IV La colcha

Al despertarme a la mañana siguiente al alborear, encontré que Queequeg me había echado el brazo por encima del modo más cariñoso y afectuoso. Se habría pensado que yo había sido su mujer. La colcha era de retazos, llena de cuadraditos y triangulitos sueltos y abigarrados; y aquel brazo suyo, todo él tatuado con una figura interminable de laberinto cretense, sin dos partes que fueran exactamente del mismo matiz (debido, supongo yo, a que en el mar había expuesto el brazo de modo variable al sol y a la sombra, con las mangas de la camisa irregularmente subidas en variadas ocasiones), aquel brazo suyo, digo, parecía en todo una tira de aquel mismo cobertor de retazos. Efectivamente, como el brazo estaba puesto sobre la colcha cuando me desperté, difícilmente pude distinguirlo de ella, y sólo por la sensación de peso y presión pude comprender que Queequeg me estaba apretando.

Mis sensaciones fueron extrañas. Permítaseme tratar de explicarlas. Cuando yo era niño, recuerdo muy bien una circunstancia un tanto parecida que me ocurrió: jamás pude decidir completamente si era una realidad o un sueño. La circunstancia fue ésta. Había estado yo haciendo no sé qué travesura: creo que tratando de trepar por dentro de la chimenea, como había visto hacer a un pequeño deshollinador unos días antes, y mi madrastra que, por una razón o por otra, todo el tiempo estaba dándome azotes o mandándome a la cama sin cenar, mi madrastra, digo, me arrastró por las piernas sacándome de la chimenea y me mandó derecho a la cama, aunque eran sólo las dos de la tarde del 21 de junio, el día más largo en nuestro hemisferio. Mis sentimientos fueron terribles. Pero no había modo de remediarlo, de modo que subí por las escaleras a mi cuartito en el tercer piso, me desnudé todo lo despacio que pude, para matar el tiempo, y, con un amargo suspiro, me metí entre las sábanas.

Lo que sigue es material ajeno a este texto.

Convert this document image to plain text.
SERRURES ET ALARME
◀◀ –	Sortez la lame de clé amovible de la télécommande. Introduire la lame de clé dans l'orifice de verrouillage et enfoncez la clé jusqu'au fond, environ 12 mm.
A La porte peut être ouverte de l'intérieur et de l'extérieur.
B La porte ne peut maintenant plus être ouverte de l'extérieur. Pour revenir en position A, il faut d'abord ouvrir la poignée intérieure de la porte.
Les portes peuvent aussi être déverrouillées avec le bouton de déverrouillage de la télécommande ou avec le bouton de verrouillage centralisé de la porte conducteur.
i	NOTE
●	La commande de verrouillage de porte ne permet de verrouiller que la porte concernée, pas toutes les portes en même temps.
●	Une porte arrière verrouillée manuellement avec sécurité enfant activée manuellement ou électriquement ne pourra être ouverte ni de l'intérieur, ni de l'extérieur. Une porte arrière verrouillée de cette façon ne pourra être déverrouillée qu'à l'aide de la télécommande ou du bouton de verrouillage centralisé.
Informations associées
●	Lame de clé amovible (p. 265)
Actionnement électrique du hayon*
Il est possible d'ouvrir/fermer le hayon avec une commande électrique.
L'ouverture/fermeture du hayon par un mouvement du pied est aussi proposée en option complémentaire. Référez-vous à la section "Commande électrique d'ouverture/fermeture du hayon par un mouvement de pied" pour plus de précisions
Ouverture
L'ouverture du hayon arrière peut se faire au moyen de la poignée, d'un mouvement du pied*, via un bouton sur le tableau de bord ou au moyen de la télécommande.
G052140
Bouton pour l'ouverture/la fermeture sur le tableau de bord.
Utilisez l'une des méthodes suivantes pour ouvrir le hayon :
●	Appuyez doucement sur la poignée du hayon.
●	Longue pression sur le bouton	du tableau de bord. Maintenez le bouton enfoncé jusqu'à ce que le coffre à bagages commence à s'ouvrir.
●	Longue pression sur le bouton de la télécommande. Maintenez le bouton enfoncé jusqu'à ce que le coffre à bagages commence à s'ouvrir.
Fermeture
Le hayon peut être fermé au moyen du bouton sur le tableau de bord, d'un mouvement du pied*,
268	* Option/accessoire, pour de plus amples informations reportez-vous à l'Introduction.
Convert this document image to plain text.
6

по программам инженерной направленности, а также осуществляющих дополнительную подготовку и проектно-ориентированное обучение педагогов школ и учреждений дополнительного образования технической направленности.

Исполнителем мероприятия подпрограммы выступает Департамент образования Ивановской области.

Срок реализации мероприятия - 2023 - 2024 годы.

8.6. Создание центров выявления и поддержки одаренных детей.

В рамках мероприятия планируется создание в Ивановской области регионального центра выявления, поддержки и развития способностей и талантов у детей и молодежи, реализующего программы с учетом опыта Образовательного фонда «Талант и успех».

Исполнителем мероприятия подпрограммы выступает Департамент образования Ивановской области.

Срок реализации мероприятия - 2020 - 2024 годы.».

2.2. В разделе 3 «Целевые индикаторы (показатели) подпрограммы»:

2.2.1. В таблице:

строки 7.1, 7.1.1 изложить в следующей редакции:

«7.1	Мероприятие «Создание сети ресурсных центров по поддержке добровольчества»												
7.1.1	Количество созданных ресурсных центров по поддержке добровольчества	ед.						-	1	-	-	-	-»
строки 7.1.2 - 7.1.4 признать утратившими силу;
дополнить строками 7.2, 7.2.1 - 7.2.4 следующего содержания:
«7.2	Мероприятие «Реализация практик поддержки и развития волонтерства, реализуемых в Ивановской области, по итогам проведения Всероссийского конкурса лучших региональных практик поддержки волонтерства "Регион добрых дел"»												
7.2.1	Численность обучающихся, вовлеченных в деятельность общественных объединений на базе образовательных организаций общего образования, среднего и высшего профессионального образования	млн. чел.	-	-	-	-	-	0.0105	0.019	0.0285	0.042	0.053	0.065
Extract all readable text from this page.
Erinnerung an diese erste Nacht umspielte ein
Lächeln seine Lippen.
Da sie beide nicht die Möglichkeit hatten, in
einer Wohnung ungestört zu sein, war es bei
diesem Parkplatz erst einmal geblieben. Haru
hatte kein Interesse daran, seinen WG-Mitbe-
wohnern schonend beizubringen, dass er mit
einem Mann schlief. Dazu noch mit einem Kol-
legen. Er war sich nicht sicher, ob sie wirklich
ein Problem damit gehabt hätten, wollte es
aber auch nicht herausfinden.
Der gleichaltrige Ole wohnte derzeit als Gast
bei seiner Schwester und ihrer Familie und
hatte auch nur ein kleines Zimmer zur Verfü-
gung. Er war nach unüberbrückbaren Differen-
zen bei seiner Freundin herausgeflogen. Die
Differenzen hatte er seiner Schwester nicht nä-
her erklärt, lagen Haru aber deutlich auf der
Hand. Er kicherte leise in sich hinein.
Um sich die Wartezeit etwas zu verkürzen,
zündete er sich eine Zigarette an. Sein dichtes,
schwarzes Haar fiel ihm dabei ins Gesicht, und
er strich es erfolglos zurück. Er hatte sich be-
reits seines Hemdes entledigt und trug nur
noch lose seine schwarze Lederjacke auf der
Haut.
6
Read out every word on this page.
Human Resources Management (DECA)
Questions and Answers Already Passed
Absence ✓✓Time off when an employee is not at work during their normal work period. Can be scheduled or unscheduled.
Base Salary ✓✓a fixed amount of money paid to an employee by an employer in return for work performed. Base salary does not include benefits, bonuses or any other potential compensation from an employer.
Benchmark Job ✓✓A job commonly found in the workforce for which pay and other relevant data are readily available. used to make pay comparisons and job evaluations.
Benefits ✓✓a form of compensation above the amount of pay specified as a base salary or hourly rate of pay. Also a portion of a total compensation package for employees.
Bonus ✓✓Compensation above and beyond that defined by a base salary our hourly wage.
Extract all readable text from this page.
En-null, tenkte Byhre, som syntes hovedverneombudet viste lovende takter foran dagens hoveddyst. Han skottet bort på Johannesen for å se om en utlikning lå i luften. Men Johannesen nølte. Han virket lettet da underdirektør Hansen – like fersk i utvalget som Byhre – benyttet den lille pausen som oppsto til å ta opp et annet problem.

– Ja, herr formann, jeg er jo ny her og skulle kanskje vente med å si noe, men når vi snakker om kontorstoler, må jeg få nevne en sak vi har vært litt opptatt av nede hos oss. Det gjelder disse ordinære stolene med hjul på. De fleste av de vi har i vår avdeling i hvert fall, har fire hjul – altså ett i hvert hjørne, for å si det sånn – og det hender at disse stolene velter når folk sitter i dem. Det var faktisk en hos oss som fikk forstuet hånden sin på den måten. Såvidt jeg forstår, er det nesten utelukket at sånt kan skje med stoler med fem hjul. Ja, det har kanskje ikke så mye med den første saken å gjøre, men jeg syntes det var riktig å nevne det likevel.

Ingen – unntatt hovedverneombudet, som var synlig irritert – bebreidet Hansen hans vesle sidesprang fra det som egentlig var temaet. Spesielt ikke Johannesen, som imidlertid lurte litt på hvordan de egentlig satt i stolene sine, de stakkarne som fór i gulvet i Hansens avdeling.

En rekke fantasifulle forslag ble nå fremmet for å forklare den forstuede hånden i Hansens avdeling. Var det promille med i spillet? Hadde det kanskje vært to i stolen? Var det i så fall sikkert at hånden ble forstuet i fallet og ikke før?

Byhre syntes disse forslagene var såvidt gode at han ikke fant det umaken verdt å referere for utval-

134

Me tendí allí calculando lúgubremente que debían transcurrir dieciséis horas enteras antes que pudiera tener esperanza de resurrección. ¡Dieciséis horas en la cama! Me dolía la rabadilla de pensarlo. Y además, había mucha luz: el sol brillaba en la ventana, y había un gran estrépito de coches por las calles, y el sonido de voces alegres llenaba toda la casa. Me sentía cada vez peor; por fin me levanté, me vestí, y bajando quedamente, con los calcetines en los pies, busqué a mi madrastra y de repente me eché ante ella, rogándole como un favor especial que me diera una buena azotaina por mi mala conducta; cualquier cosa, menos condenarme a estar en la cama durante tan insoportable lapso de tiempo. Pero ella era la mejor y más concienzuda de las madrastras, y tuve que volver a mi cuarto. Durante varias horas estuve allí completamente despierto, sintiéndome mucho peor que nunca me he sentido después, aun con las mayores desventuras posteriores. Por fin, debí caer en un sopor turbado por pesadillas, y al despertar lentamente de él —medio sumergido en sueños— abrí los ojos, y el cuarto antes iluminado por el sol, ahora estaba envuelto en la tiniebla exterior. Al momento sentí un golpe que me recorría todo el cuerpo: no se veía nada, ni se oía nada: pero parecía haber una mano sobrenatural en la mía. Yo tenía el brazo extendido sobre la colcha, y la innominable, inimaginable y silenciosa forma fantasmal a que pertenecía la mano, parecía sentada muy cerca, en el borde de mi cama. Durante lo que pareció siglos amontonados sobre siglos, me quedé así, congelado con los temores más espantosos, sin atreverme a retirar la mano, pero pensando que sólo con que pudiera removerla una pulgada, se rompería el horrendo hechizo. No supe cómo esta impresión se apartó por fin de mí, pero, al despertar por la mañana, lo recordé todo con un estremecimiento, y durante días y semanas después me perdí en enloquecedores intentos de explicar el misterio. Más aún, incluso en esta misma hora, muchas veces extravío en ello.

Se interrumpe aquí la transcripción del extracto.